Avant guerre puis dans l’immédiat après-guerre, ce fut de plus en plus la voiture familiale qui fit la livraison. Les pots étaient disposés dans une caisse aménagée. Ces voitures avaient une odeur particulière, car il pouvait y avoir du lait de renversé. L’auto, comme le char à bancs, ne devait pas être sale, car le client jugeait de la propreté du lait suivant celle du véhicule et aussi suivant celle de la personne qui livrait.

Avantages

Les exploitations vouées à la production et à la livraison du lait en ville y trouvaient des avantages : livrer du lait en vrac et en bidon payait beaucoup mieux que de « faire du beurre ». Et le lait était payé toutes les semaines, ce qui permettait d’anticiper sur les dépenses à venir. L’aisance financière que procurait la vente directe du lait a permis aux « laitiers » d’assurer avant les autres des investissements lourds pour l’époque : faucheuse, lieuse, batteuse…

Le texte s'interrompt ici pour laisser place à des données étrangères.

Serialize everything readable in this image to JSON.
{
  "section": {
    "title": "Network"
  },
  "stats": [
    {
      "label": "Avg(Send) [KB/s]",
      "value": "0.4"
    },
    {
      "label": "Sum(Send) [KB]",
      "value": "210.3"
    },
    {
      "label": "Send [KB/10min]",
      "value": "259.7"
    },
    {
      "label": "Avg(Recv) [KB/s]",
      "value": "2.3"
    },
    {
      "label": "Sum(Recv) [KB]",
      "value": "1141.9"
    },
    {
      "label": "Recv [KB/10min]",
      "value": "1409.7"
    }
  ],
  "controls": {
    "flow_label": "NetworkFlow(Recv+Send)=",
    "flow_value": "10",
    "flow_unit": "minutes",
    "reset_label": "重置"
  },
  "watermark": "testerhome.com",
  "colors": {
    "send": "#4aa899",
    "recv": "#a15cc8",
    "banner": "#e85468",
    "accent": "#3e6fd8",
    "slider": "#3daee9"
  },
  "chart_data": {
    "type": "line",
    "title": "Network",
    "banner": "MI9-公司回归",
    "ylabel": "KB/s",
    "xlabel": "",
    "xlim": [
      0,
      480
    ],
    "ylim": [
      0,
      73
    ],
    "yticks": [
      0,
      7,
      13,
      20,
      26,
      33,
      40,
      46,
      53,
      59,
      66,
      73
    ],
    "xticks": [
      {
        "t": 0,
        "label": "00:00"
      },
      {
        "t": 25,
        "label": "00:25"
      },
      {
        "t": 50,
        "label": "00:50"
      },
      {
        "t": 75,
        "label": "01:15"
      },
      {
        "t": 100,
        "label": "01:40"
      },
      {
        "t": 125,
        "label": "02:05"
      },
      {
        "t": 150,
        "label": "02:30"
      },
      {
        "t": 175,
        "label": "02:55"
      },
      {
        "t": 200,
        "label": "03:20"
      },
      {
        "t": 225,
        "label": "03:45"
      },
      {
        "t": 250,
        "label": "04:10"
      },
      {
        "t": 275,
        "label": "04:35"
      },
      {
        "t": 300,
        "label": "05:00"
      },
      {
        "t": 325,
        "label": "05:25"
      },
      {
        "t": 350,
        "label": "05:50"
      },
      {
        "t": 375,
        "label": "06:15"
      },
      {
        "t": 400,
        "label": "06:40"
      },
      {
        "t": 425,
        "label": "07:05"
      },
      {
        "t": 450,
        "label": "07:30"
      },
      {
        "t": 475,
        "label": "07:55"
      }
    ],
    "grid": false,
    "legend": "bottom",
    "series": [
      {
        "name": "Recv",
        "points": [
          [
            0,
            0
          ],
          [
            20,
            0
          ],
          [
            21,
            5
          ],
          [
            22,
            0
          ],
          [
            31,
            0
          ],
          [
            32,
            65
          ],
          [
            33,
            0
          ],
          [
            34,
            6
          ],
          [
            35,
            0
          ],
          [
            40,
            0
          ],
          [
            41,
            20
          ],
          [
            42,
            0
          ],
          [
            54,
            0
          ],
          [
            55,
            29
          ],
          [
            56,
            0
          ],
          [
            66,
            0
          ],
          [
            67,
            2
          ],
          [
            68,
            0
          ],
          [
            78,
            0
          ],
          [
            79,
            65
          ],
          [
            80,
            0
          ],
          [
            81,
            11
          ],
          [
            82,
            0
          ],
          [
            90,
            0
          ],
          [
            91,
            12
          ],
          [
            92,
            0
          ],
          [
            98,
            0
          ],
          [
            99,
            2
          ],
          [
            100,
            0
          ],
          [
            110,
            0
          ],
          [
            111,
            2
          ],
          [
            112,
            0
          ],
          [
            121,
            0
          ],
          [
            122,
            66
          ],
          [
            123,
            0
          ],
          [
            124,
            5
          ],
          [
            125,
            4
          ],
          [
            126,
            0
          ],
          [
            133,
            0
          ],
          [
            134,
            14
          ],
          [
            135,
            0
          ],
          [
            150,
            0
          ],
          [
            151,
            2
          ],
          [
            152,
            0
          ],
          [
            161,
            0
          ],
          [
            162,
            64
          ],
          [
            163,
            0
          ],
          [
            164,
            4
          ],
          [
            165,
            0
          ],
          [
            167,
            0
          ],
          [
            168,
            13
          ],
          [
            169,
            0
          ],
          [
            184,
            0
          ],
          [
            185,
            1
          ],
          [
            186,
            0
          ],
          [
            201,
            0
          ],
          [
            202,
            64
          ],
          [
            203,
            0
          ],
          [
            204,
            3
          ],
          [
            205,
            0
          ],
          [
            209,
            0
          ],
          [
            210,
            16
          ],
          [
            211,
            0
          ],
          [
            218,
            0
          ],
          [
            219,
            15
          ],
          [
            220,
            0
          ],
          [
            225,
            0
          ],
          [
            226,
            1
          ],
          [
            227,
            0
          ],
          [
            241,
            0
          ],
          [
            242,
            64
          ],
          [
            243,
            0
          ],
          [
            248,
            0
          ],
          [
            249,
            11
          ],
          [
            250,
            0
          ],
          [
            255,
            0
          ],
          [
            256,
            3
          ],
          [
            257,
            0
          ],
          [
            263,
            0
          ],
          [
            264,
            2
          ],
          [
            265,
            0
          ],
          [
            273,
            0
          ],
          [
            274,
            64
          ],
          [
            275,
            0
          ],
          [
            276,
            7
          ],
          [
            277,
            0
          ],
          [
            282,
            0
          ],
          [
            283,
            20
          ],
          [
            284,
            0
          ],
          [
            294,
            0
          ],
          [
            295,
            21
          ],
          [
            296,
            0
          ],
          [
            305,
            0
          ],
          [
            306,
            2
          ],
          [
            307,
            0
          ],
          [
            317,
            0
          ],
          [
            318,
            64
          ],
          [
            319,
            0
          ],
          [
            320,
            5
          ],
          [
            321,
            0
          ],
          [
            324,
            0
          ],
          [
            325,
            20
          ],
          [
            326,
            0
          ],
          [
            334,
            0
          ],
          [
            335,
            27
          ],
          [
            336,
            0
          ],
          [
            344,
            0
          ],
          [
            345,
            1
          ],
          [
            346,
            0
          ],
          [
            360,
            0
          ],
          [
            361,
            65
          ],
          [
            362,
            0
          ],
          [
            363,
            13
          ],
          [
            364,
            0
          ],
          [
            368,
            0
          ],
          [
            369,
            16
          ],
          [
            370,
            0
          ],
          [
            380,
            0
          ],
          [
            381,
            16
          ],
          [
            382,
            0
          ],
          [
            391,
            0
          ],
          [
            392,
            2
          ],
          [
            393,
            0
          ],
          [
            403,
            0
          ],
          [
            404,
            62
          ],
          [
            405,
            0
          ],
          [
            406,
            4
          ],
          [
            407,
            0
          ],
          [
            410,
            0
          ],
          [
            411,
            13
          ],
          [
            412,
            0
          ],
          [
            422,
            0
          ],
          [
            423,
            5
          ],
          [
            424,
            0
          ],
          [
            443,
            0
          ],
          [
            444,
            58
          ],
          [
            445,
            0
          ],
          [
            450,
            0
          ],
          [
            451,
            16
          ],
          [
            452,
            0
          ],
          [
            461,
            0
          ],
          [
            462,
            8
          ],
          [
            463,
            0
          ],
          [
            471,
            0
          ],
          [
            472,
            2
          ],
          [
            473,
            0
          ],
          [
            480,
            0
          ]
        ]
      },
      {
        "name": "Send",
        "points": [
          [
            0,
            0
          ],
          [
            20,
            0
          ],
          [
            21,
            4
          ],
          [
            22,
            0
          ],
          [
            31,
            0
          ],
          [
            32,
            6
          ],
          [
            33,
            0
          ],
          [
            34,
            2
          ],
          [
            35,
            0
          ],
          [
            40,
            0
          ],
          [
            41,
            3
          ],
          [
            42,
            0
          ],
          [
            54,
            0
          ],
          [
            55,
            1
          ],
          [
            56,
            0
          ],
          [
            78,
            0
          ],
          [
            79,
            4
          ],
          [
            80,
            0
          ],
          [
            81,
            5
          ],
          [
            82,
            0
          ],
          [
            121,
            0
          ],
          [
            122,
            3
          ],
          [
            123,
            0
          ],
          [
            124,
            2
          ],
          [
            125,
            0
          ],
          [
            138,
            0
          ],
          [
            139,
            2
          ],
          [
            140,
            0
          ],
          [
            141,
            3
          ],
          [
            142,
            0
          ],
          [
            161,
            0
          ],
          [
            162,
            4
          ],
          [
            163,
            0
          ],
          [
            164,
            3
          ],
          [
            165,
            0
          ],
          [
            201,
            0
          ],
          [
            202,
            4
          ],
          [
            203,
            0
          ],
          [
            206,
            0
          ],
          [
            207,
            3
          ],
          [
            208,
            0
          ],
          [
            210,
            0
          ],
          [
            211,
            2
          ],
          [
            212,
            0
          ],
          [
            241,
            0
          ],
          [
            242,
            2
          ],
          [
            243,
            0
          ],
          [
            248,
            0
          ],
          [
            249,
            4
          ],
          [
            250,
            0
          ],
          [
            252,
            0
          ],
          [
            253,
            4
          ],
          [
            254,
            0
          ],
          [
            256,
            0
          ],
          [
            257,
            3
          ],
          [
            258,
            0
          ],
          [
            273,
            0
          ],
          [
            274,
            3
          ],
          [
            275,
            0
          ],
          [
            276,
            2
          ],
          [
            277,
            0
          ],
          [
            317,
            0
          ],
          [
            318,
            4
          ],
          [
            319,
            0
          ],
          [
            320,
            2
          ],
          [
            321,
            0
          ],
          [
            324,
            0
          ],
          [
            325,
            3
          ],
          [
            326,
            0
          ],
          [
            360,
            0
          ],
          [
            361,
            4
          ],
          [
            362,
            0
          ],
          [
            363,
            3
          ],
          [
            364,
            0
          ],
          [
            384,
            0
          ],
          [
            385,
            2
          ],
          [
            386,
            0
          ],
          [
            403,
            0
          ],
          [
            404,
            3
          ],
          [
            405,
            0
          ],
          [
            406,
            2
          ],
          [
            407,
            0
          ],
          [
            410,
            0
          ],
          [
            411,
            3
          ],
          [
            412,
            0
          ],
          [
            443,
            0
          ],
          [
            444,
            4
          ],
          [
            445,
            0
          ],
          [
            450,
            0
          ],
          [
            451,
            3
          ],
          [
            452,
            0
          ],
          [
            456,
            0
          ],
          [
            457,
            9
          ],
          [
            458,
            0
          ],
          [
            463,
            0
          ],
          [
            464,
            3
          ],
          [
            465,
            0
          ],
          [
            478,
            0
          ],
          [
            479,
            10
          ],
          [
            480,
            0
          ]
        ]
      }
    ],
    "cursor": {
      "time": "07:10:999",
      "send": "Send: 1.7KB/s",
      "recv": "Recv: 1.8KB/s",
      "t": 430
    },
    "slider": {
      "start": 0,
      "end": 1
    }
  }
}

De plus, cette situation permettait la commercialisation en parallèle de produits annexes : fruits, légumes, pommes de terre, balle d’avoine pour les berceaux. Elle donnait l’occasion de prendre des commandes de bois, de cidre : la plupart des laitiers se trouvaient sur un terroir favorable à la production cidricole, et entre eux régnait une saine émulation pour la qualité de leur production.

Par ailleurs, dans les épiceries, crêperies et pâtisseries dont nous étions les fournisseurs, nous étions aussi des clients obligés. Ce qui faisait qu’on achetait un peu de superflu, qui améliorait l’ordinaire.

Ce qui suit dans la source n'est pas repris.